READ: FOCUS ON ISIS IS OBSCURING IRANIAN THREAT TO ISRAEL

Schneeweiss said that the original demand by the P5+1 countries was that there could be inspections at any time without warning. This was meant to give the West confidence that it could properly monitor whether Iran was living up to its part of the deal.

“But ‘anytime, anywhere inspections’ were abandoned – that was one of the prices that the P5 +1 had to abandon in order to secure Iranian agreement.”

He said other aspects of the agreement, such as shutting the nuclear reactors down, were only temporary.

“Those will end after 10 years, or 15 years. So yes, we may have put off the threat of an Iranian bomb for a few years, but … 10 years from now, if the world is not careful, we will see an unrestrained Iran with an ability to develop nuclear weapons with the full glories of international legitimacy.”

He said the Israeli position on Iran will not soften or “go softly into the dark.”

DJ Schneeweiss COURTESY
DJ Schneeweiss COURTESY

“Iran continues to prosecute a proxy war against Israel through Hezbollah and now has approximately 100,000 rockets pointed at Israeli civilians and 240 villages in Southern Lebanon have been converted into rocket assault bases. Hezbollah and Iran have an ongoing military involvement in Syria. Iran is also intervening in Gaza and funding Hamas there. Iran is developing ballistic missiles and even intercontinental ballistic missiles, all of which are against explicit international commitments that have forced the UN and the United States to re-instigate sanctions against Iran on that file.”

He said Israel will continue to monitor those developments and warn against violations.

Switching to the topic of terror attacks on Israelis, he said since the beginning of October, Israel has suffered 110 stabbing attacks, 38 shootings, and 22 deliberate vehicle ramming attacks.

“How we address it is the big question. In terms of analysis, there are a lot of young people who are involved in this. People who don’t yet have the wisdom of age, but have been exposed to the kinds of materials and ideas that make them particularly vulnerable and particularly dangerous,” he said.

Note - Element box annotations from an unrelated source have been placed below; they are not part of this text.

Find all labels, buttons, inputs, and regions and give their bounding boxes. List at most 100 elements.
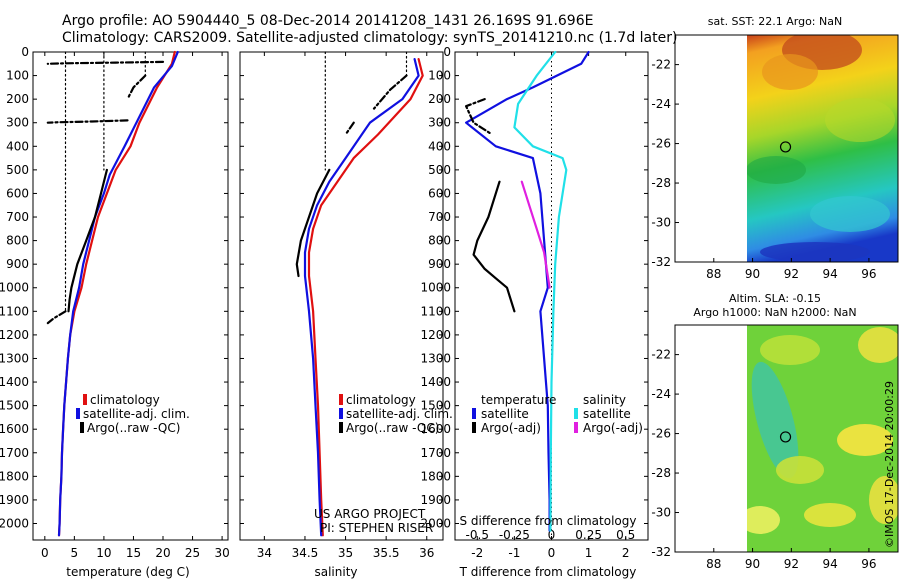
depth-tick-label: 600 (6, 186, 29, 200)
x-tick-label: 34.5 (292, 546, 319, 560)
depth-tick-label: 900 (6, 257, 29, 271)
depth-tick-label: 1000 (0, 281, 29, 295)
map-x-tick-label: 88 (706, 267, 721, 281)
legend-swatch-argo (80, 422, 84, 433)
difference-panel: -2-1012-0.5-0.2500.250.50100200300400500… (420, 45, 649, 579)
depth-tick-label: 1900 (0, 493, 29, 507)
legend-swatch-climatology (339, 394, 343, 405)
depth-tick-label: 1500 (0, 399, 29, 413)
legend-label-climatology: climatology (346, 393, 416, 407)
depth-tick-label: 1100 (420, 304, 451, 318)
sst_map-frame (674, 34, 899, 263)
sla-map-subtitle: Argo h1000: NaN h2000: NaN (693, 306, 856, 319)
sla-field (747, 325, 898, 552)
depth-tick-label: 100 (428, 69, 451, 83)
salinity-frame (239, 51, 444, 541)
x-tick-label: 25 (185, 546, 200, 560)
temperature-series (46, 50, 179, 537)
legend-swatch-satellite (339, 408, 343, 419)
map-x-tick-label: 96 (861, 267, 876, 281)
imos-timestamp: ©IMOS 17-Dec-2014 20:00:29 (883, 381, 896, 548)
x-tick-label: 0 (548, 546, 556, 560)
x-tick-label: 1 (585, 546, 593, 560)
map-y-tick-label: -26 (651, 427, 671, 441)
depth-tick-label: 0 (443, 45, 451, 59)
sst-field (747, 35, 898, 262)
temperature-panel: 0 5 10 15 20 25 300100200300400500600700800900… (0, 45, 230, 579)
series-line (57, 50, 176, 537)
argo-location-marker (779, 141, 792, 153)
map-x-tick-label: 90 (745, 267, 760, 281)
map-y-tick-label: -30 (651, 506, 671, 520)
x-tick-label: -2 (471, 546, 483, 560)
legend-label-argo: Argo(..raw -QC) (346, 421, 439, 435)
series-line (513, 50, 568, 532)
map-y-tick-label: -24 (651, 387, 671, 401)
sla-map-title: Altim. SLA: -0.15 (729, 292, 821, 305)
temperature-axes: 0 5 10 15 20 25 300100200300400500600700800900… (0, 45, 230, 560)
depth-tick-label: 1400 (0, 375, 29, 389)
legend-label-temp-satellite: satellite (481, 407, 529, 421)
legend-label-temp-argo: Argo(-adj) (481, 421, 541, 435)
depth-tick-label: 0 (21, 45, 29, 59)
depth-tick-label: 1900 (420, 493, 451, 507)
project-annotation: US ARGO PROJECT (314, 507, 426, 521)
salinity-xlabel: salinity (314, 565, 357, 579)
depth-tick-label: 500 (6, 163, 29, 177)
depth-tick-label: 1100 (0, 304, 29, 318)
x-tick-label: 36 (419, 546, 434, 560)
x-tick-label: 34 (257, 546, 272, 560)
salinity-series (295, 51, 424, 537)
depth-tick-label: 2000 (420, 516, 451, 530)
map-x-tick-label: 92 (784, 557, 799, 571)
x-tick-label: 0 (41, 546, 49, 560)
legend-swatch-temp-argo (472, 422, 476, 433)
map-y-tick-label: -22 (651, 348, 671, 362)
depth-tick-label: 1200 (420, 328, 451, 342)
map-y-tick-label: -26 (651, 137, 671, 151)
x-top-tick-label: -0.5 (466, 528, 489, 542)
sla-axes: 88 90 92 94 96 -22 -24 -26 -28 -30 -32 (651, 324, 899, 571)
map-x-tick-label: 90 (745, 557, 760, 571)
x-tick-label: 5 (71, 546, 79, 560)
x-tick-label: -1 (508, 546, 520, 560)
temperature-frame (32, 51, 229, 541)
map-y-tick-label: -28 (651, 466, 671, 480)
series-line (307, 58, 424, 537)
x-tick-label: 35 (338, 546, 353, 560)
depth-tick-label: 500 (428, 163, 451, 177)
salinity-axes: 34 34.5 35 35.5 36 (239, 51, 444, 560)
legend-swatch-climatology (83, 394, 87, 405)
series-line (46, 60, 165, 65)
depth-tick-label: 1800 (420, 469, 451, 483)
title-line-1: Argo profile: AO 5904440_5 08-Dec-2014 2… (62, 13, 593, 29)
map-x-tick-label: 96 (861, 557, 876, 571)
difference-axes: -2-1012-0.5-0.2500.250.50100200300400500… (420, 45, 649, 560)
depth-tick-label: 300 (6, 116, 29, 130)
x-tick-label: 10 (96, 546, 111, 560)
sla-map-panel: Altim. SLA: -0.15 Argo h1000: NaN h2000:… (651, 292, 899, 571)
depth-tick-label: 200 (6, 92, 29, 106)
temperature-xlabel: temperature (deg C) (66, 565, 189, 579)
depth-tick-label: 700 (428, 210, 451, 224)
legend-label-satellite: satellite-adj. clim. (83, 407, 190, 421)
x-tick-label: 30 (214, 546, 229, 560)
salinity-legend: climatology satellite-adj. clim. Argo(..… (339, 393, 453, 435)
series-line (295, 168, 331, 278)
map-y-tick-label: -32 (651, 545, 671, 559)
title-line-2: Climatology: CARS2009. Satellite-adjuste… (62, 30, 677, 46)
depth-tick-label: 1300 (420, 351, 451, 365)
series-line (472, 180, 516, 313)
series-line (303, 58, 420, 537)
legend-label-sal-satellite: satellite (583, 407, 631, 421)
sst-axes: 88 90 92 94 96 -22 -24 -26 -28 -30 -32 (651, 34, 899, 281)
sst-map-title: sat. SST: 22.1 Argo: NaN (708, 15, 842, 28)
depth-tick-label: 1800 (0, 469, 29, 483)
series-line (126, 74, 147, 101)
pi-annotation: PI: STEPHEN RISER (320, 521, 433, 535)
legend-label-argo: Argo(..raw -QC) (87, 421, 180, 435)
series-line (67, 168, 108, 313)
depth-tick-label: 100 (6, 69, 29, 83)
map-y-tick-label: -32 (651, 255, 671, 269)
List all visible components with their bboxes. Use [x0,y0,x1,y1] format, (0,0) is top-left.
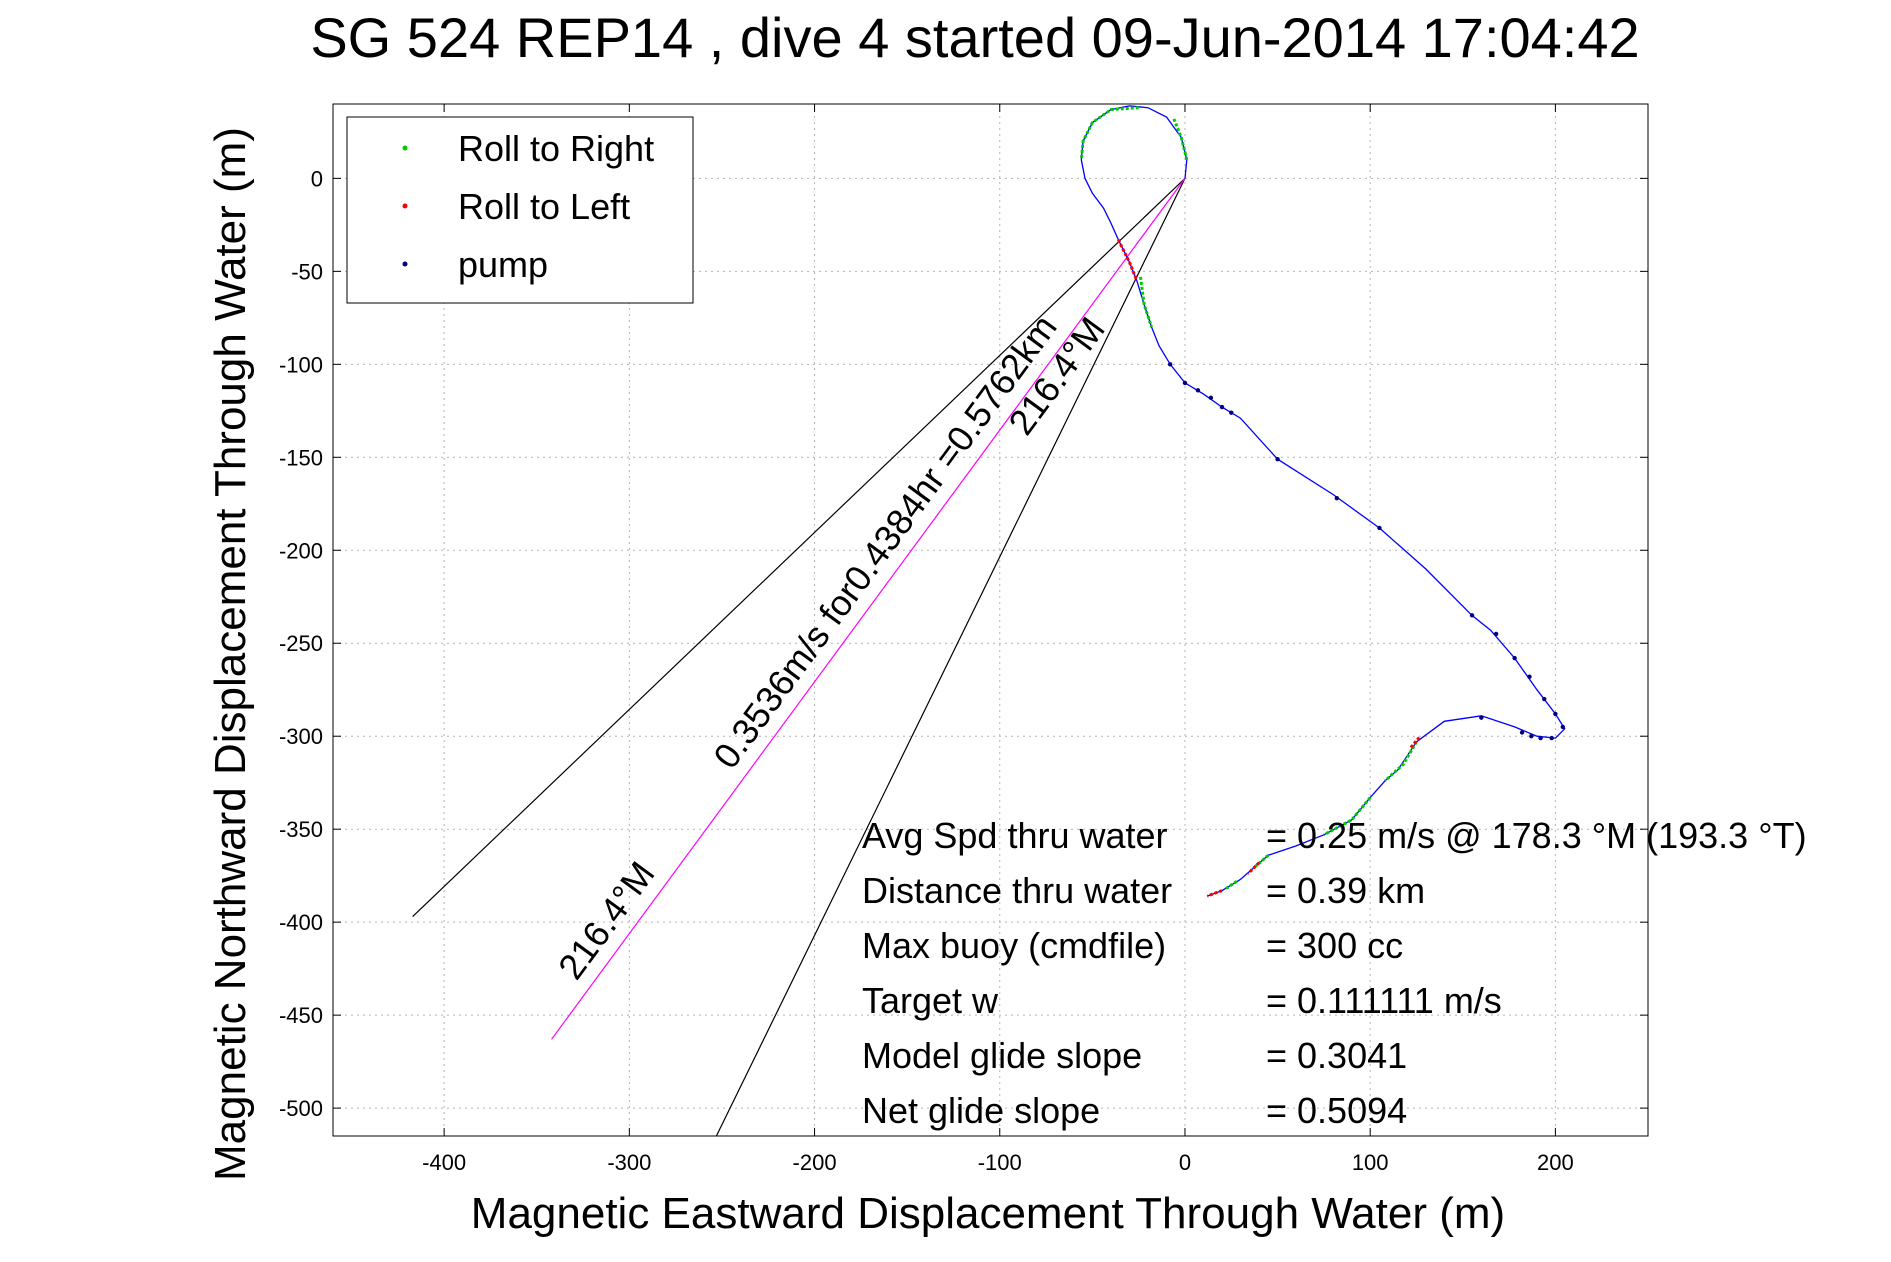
legend-label: pump [458,244,548,285]
chart-title: SG 524 REP14 , dive 4 started 09-Jun-201… [310,6,1639,69]
pump-point [1519,730,1525,735]
x-tick-label: 0 [1179,1150,1191,1175]
pump-point [1542,696,1547,702]
x-tick-label: -100 [978,1150,1022,1175]
y-tick-label: 0 [311,166,323,191]
stat-label: Model glide slope [862,1035,1142,1076]
uncertainty-cone [412,177,1186,1137]
stat-value: = 0.3041 [1266,1035,1407,1076]
stat-label: Net glide slope [862,1090,1100,1131]
legend-label: Roll to Right [458,128,654,169]
cone-left-line [412,177,1186,918]
x-tick-label: -200 [793,1150,837,1175]
roll-right-segment [1172,118,1189,161]
pump-point [1275,456,1280,462]
roll-left-segment [1409,735,1422,749]
y-tick-label: -100 [279,352,323,377]
pump-point [1529,734,1534,739]
pump-point [1334,496,1340,501]
pump-point [1527,674,1532,679]
roll-right-segment [1254,854,1270,868]
roll-right-segment [1323,796,1372,837]
pump-point [1208,395,1214,400]
pump-point [1195,388,1201,393]
pump-point [1469,613,1475,618]
pump-point [1538,735,1543,741]
legend-marker [402,261,408,267]
axis-ticks: -400 -300 -200 -100 0 100 200 0 -50 -100 -150 -200 -… [279,104,1648,1175]
dive-stats-panel: Avg Spd thru water = 0.25 m/s @ 178.3 °M … [862,815,1807,1131]
x-tick-label: 200 [1537,1150,1574,1175]
stat-value: = 300 cc [1266,925,1403,966]
roll-right-segment [1383,741,1418,782]
y-tick-label: -250 [279,631,323,656]
y-tick-label: -50 [291,259,323,284]
legend: Roll to Right Roll to Left pump [346,116,694,304]
stat-label: Distance thru water [862,870,1172,911]
legend-marker [402,145,408,151]
y-tick-label: -150 [279,445,323,470]
x-tick-label: -300 [607,1150,651,1175]
stat-label: Max buoy (cmdfile) [862,925,1166,966]
track-series [1079,105,1566,898]
legend-label: Roll to Left [458,186,630,227]
stat-value: = 0.5094 [1266,1090,1407,1131]
roll-left-segment [1246,861,1261,875]
pump-point [1560,724,1566,730]
pump-point [1512,655,1517,661]
y-tick-label: -350 [279,817,323,842]
x-axis-label: Magnetic Eastward Displacement Through W… [471,1189,1505,1238]
y-tick-label: -300 [279,724,323,749]
y-tick-label: -500 [279,1096,323,1121]
pump-point [1493,631,1499,637]
stat-label: Avg Spd thru water [862,815,1168,856]
stat-value: = 0.25 m/s @ 178.3 °M (193.3 °T) [1266,815,1807,856]
stat-label: Target w [862,980,999,1021]
roll-right-segment [1079,106,1139,160]
pump-point [1549,735,1554,741]
y-tick-label: -400 [279,910,323,935]
stat-value: = 0.111111 m/s [1266,980,1502,1021]
cone-right-line [715,178,1186,1137]
pump-point [1553,711,1558,717]
y-tick-label: -200 [279,538,323,563]
axes-frame [332,103,1649,1137]
y-axis-label: Magnetic Northward Displacement Through … [206,127,255,1181]
grid-lines [333,104,1648,1136]
pump-point [1167,362,1173,367]
y-tick-label: -450 [279,1003,323,1028]
roll-left-segment [1206,889,1223,898]
pump-point [1182,380,1188,386]
pump-point [1219,404,1225,410]
x-tick-label: 100 [1352,1150,1389,1175]
legend-marker [402,203,408,209]
pump-point [1479,715,1484,720]
pump-point [1229,410,1234,415]
pump-point [1377,525,1382,531]
x-tick-label: -400 [422,1150,466,1175]
roll-right-segment [1224,880,1238,890]
heading-line [551,178,1186,1040]
stat-value: = 0.39 km [1266,870,1425,911]
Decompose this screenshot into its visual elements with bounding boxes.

READ: AFTER THE IRAN DEAL, A CALL FOR ACTION

“There are questions that need to be asked of the Palestinian leadership and those who see themselves as friends of the Palestinians. What is being done to end the abuse of the younger generation of Palestinians? What is being done to encourage a more self-serving approach to life?”

Schneeweiss said that apart from the damage it causes to both Israelis and Palestinians individually, the violence diminishes support for a territorial compromise from Israel, which is necessary for the potential establishment of a Palestinian state.

“The only way the Israeli public is going to agree to the kinds of concessions that would be required of Israel for such a deal, the only way that is going to happen is if the Israeli public is going to be assured that handing over that territory is not suicidal.”